The assault on airline workers was part of a broader attack on auto and steel workers, truckers, miners, meatpackers—on every section of the working class. It was possible only due to the treachery and complicity of the trade unions, which, beginning with PATCO, isolated and scabbed on one struggle after another. The decade of the 1980s saw the collapse of the American labor movement and transformation of the unions, based on their pro-capitalist and nationalist program, from defensive organizations of the working class into corporatist appendages and agencies of the corporations and the government.

Deregulation fueled the massive growth of financial speculation and parasitism, alongside the dismantling of much of US industry. At the heart of this process was an ever-accelerating assault on the social position and living standards of the working class and a redistribution of wealth from the bottom to the top.

Government strike-breaking against airline workers was carried out by Democratic as well as Republican presidents—Bill Clinton against American Airlines pilots in 1997 and George Bush against Northwest mechanics in 2001. The airline unions abandoned the strike weapon in order to suppress workers’ resistance to one round of brutal concessions after another and integrate themselves more thoroughly with corporate management and the state. One notable exception was the strike by non-AFL-CIO mechanics at Northwest in 2007, which was smashed due to scabbing by the other unions at the carrier.

Following Tuesday’s announcement, the unions at American made haste to declare their readiness to offer more concessions in order to secure their institutional interests and membership dues flow within the bankruptcy process. Captain Dave Bates, president of the Allied Pilots Association, said he anticipated “significant changes” to the union’s contract. Laura Glading, president of the American Professional Flight Attendants union, said, “We absolutely want to be at the table and help steer the discussion… we’re going to be part of that path forward.”

Such is the outcome of the unions’ defense of capitalist private ownership of the airline industry and the financial system. There is one alternative for airline workers and the working class as a whole—one that can be fought for only through a break with the official unions and the building of new, genuinely democratic organs of struggle.
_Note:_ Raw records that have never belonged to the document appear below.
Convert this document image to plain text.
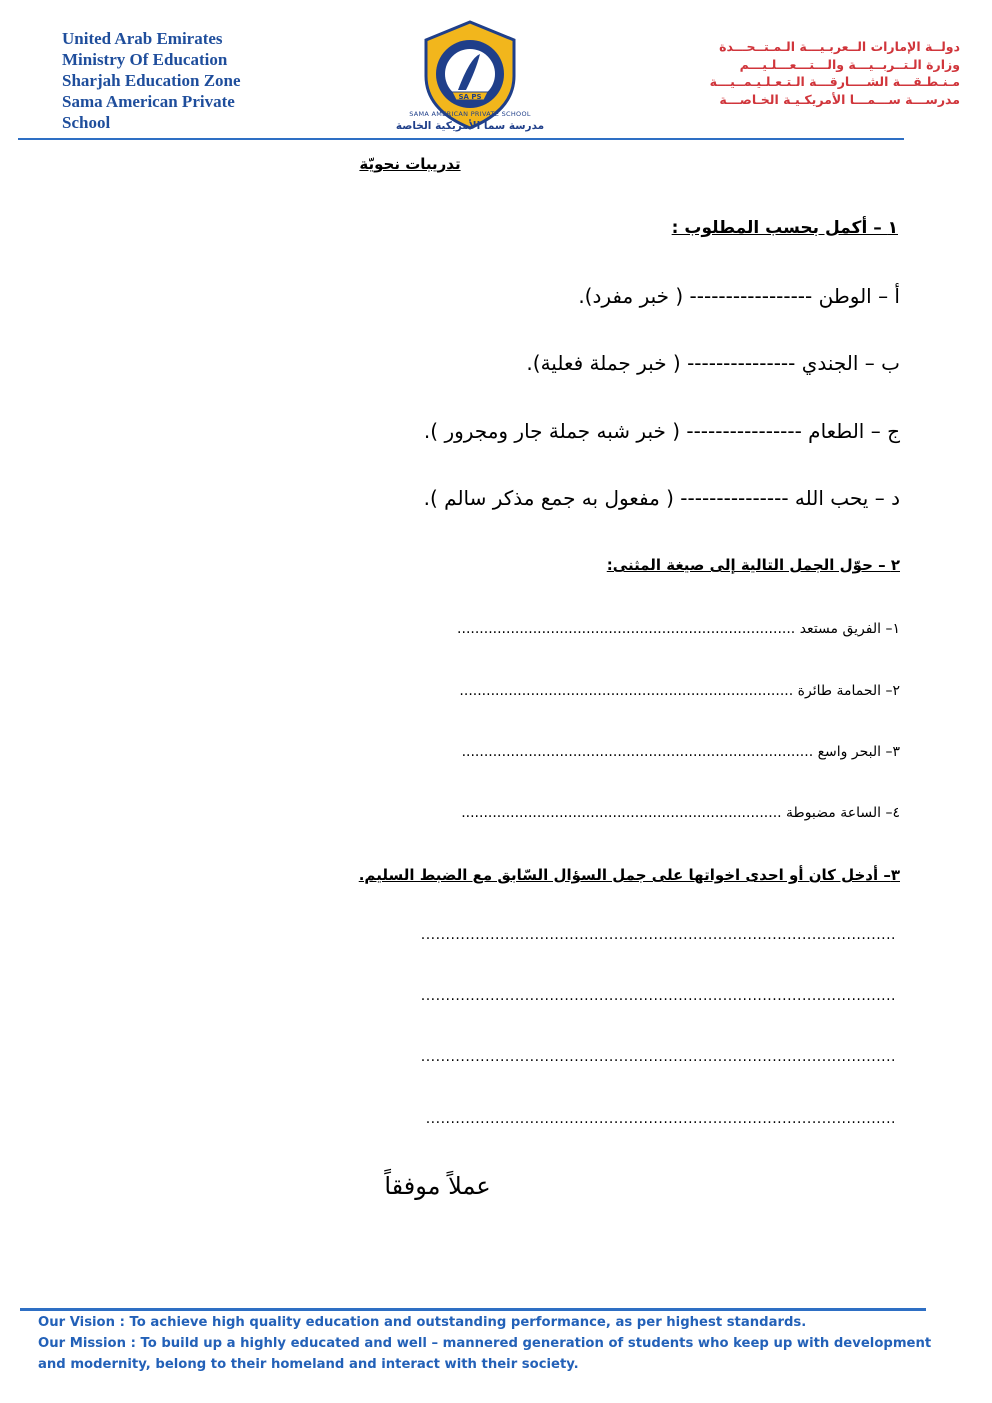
United Arab Emirates
Ministry Of Education
Sharjah Education Zone
Sama American Private
School
SA PS
SAMA AMERICAN PRIVATE SCHOOL
مدرسة سما الأمريكية الخاصة
دولــة الإمارات الــعربـيـــة الـمـتــحـــدة
وزارة الـتــربــيـــة والـــتـــعـــلـيـــم
مـنـطـقـــة الشــــارقـــة الـتـعـلـيـمــيـــة
مدرســـة ســـمـــا الأمريكـيـة الخـاصـــة
تدريبات نحويّة
١ – أكمل بحسب المطلوب :
أ – الوطن ----------------- ( خبر مفرد).
ب – الجندي --------------- ( خبر جملة فعلية).
ج – الطعام ---------------- ( خبر شبه جملة جار ومجرور ).
د – يحب الله --------------- ( مفعول به جمع مذكر سالم ).
٢ – حوّل الجمل التالية إلى صيغة المثنى:
١– الفريق مستعد ............................................................................
٢– الحمامة طائرة ...........................................................................
٣– البحر واسع ...............................................................................
٤– الساعة مضبوطة ........................................................................
٣– أدخل كان أو احدى اخواتها على جمل السؤال السّابق مع الضبط السليم.
................................................................................................
................................................................................................
................................................................................................
...............................................................................................
عملاً موفقاً
Our Vision : To achieve high quality education and outstanding performance, as per highest standards.
Our Mission : To build up a highly educated and well – mannered generation of students who keep up with development
and modernity, belong to their homeland and interact with their society.
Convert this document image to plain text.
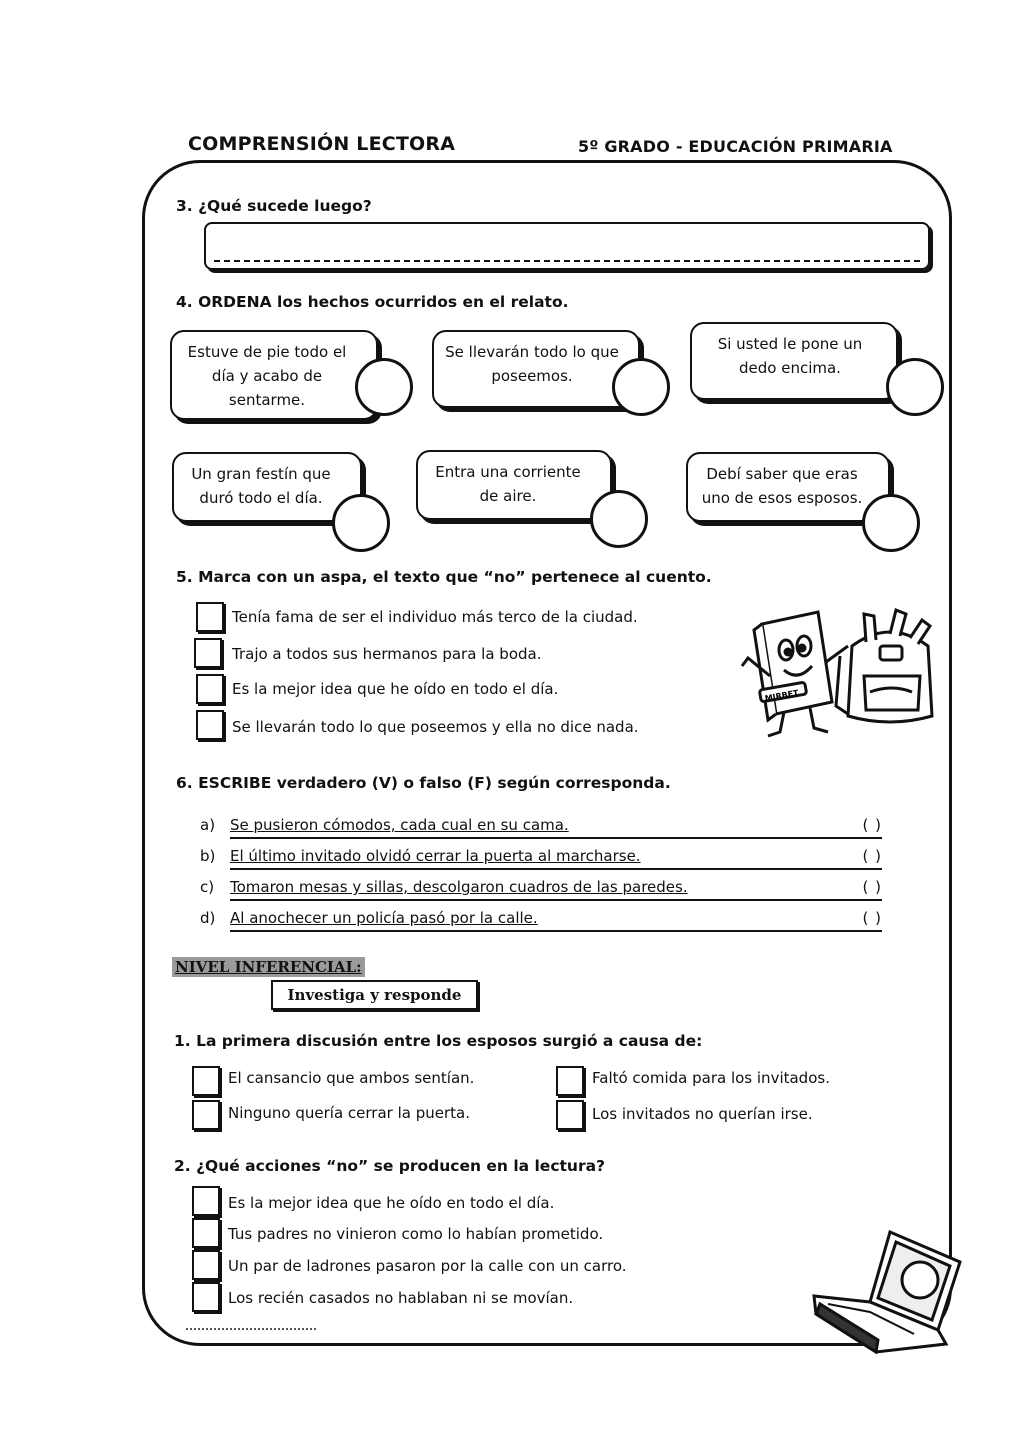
COMPRENSIÓN LECTORA	5º GRADO - EDUCACIÓN PRIMARIA
3. ¿Qué sucede luego?
4. ORDENA los hechos ocurridos en el relato.
Estuve de pie todo el día y acabo de sentarme.
Se llevarán todo lo que poseemos.
Si usted le pone un dedo encima.
Un gran festín que duró todo el día.
Entra una corriente de aire.
Debí saber que eras uno de esos esposos.
5. Marca con un aspa, el texto que “no” pertenece al cuento.
Tenía fama de ser el individuo más terco de la ciudad.
Trajo a todos sus hermanos para la boda.
Es la mejor idea que he oído en todo el día.
Se llevarán todo lo que poseemos y ella no dice nada.
MIRBET
6. ESCRIBE verdadero (V) o falso (F) según corresponda.
a) Se pusieron cómodos, cada cual en su cama.	( )
b) El último invitado olvidó cerrar la puerta al marcharse.	( )
c) Tomaron mesas y sillas, descolgaron cuadros de las paredes.	( )
d) Al anochecer un policía pasó por la calle.	( )
NIVEL INFERENCIAL:
Investiga y responde
1. La primera discusión entre los esposos surgió a causa de:
El cansancio que ambos sentían.
Ninguno quería cerrar la puerta.
Faltó comida para los invitados.
Los invitados no querían irse.
2. ¿Qué acciones “no” se producen en la lectura?
Es la mejor idea que he oído en todo el día.
Tus padres no vinieron como lo habían prometido.
Un par de ladrones pasaron por la calle con un carro.
Los recién casados no hablaban ni se movían.
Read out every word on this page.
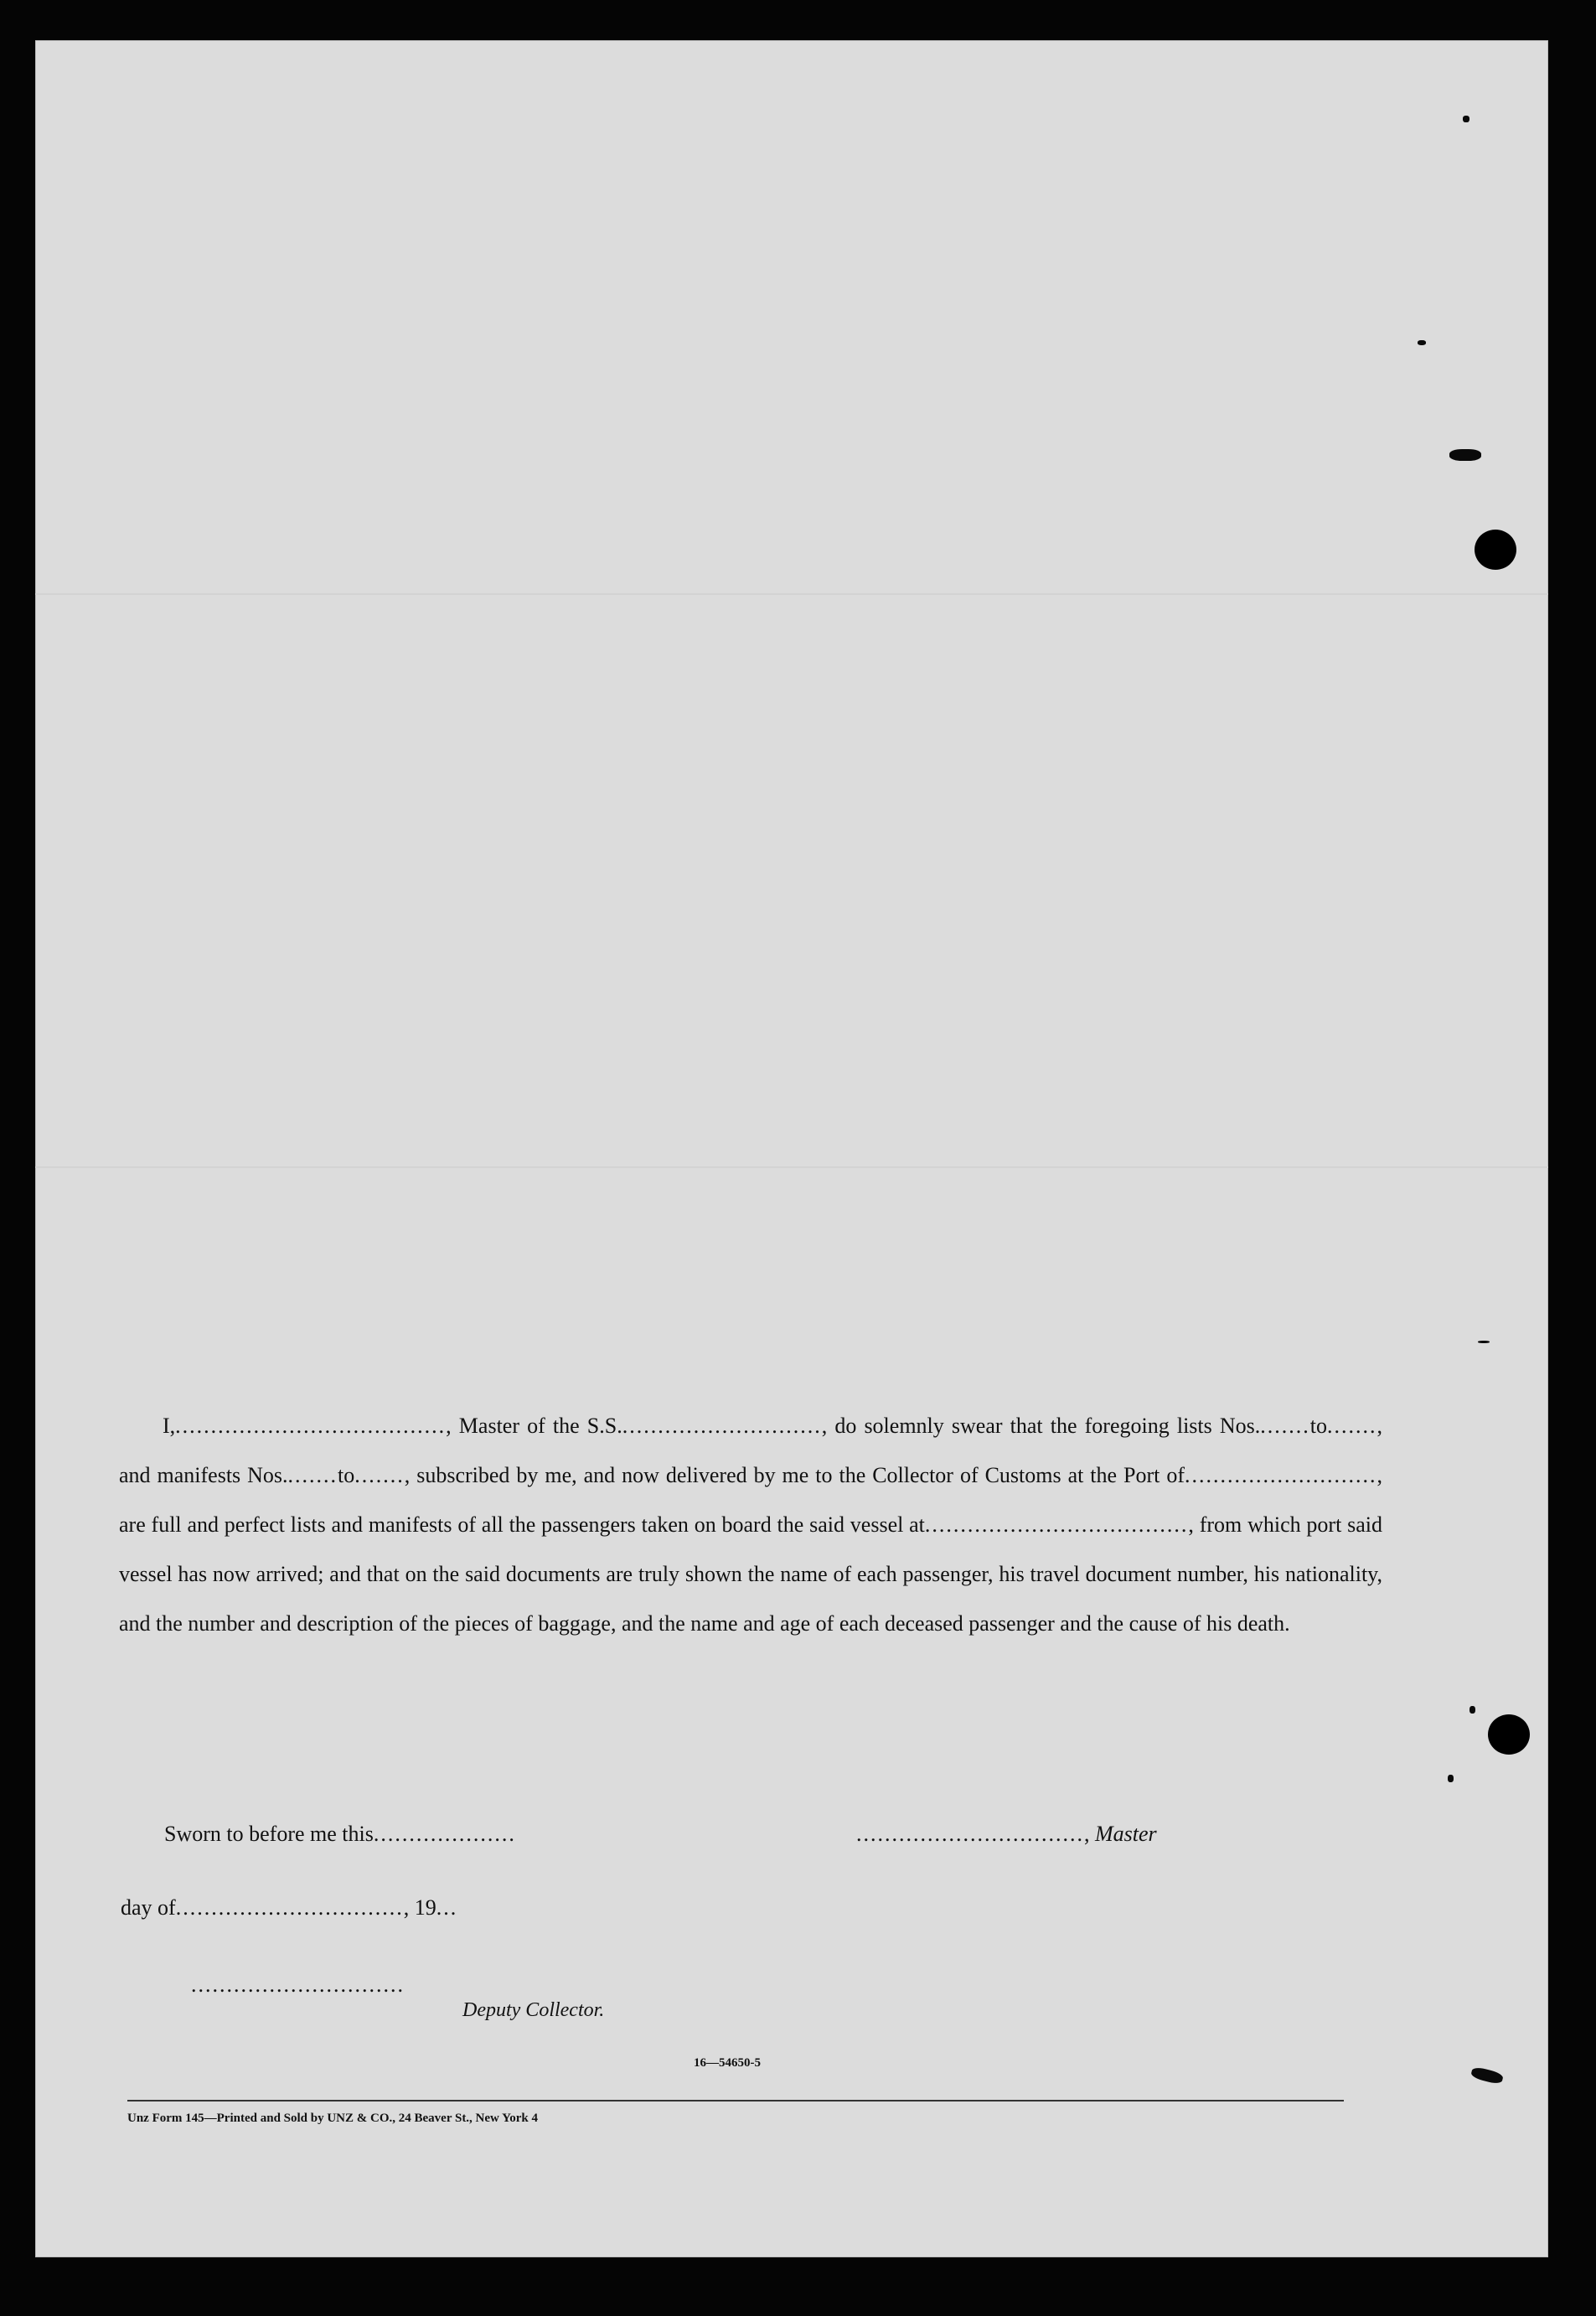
I,......................................, Master of the S.S............................., do solemnly swear that the foregoing lists Nos........to......., and manifests Nos........to......., subscribed by me, and now delivered by me to the Collector of Customs at the Port of..........................., are full and perfect lists and manifests of all the passengers taken on board the said vessel at....................................., from which port said vessel has now arrived; and that on the said documents are truly shown the name of each passenger, his travel document number, his nationality, and the number and description of the pieces of baggage, and the name and age of each deceased passenger and the cause of his death.

Sworn to before me this....................	................................, Master
day of................................, 19...
..............................
Deputy Collector.
16—54650-5
Unz Form 145—Printed and Sold by UNZ & CO., 24 Beaver St., New York 4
That alternative is the fight for socialism—beginning with the nationalization of the major corporations and banks and their transformation into publicly owned utilities under the democratic control of the working class.

Experience has shown that private ownership is incompatible with the most basic interests of workers and the public as a whole. The fight for public ownership is a political fight against the corporate-financial oligarchy and both of its parties, as well as the courts and all of the official institutions of the capitalist class. It requires the mass, independent industrial and political mobilization of the working class in the fight for a workers’ government.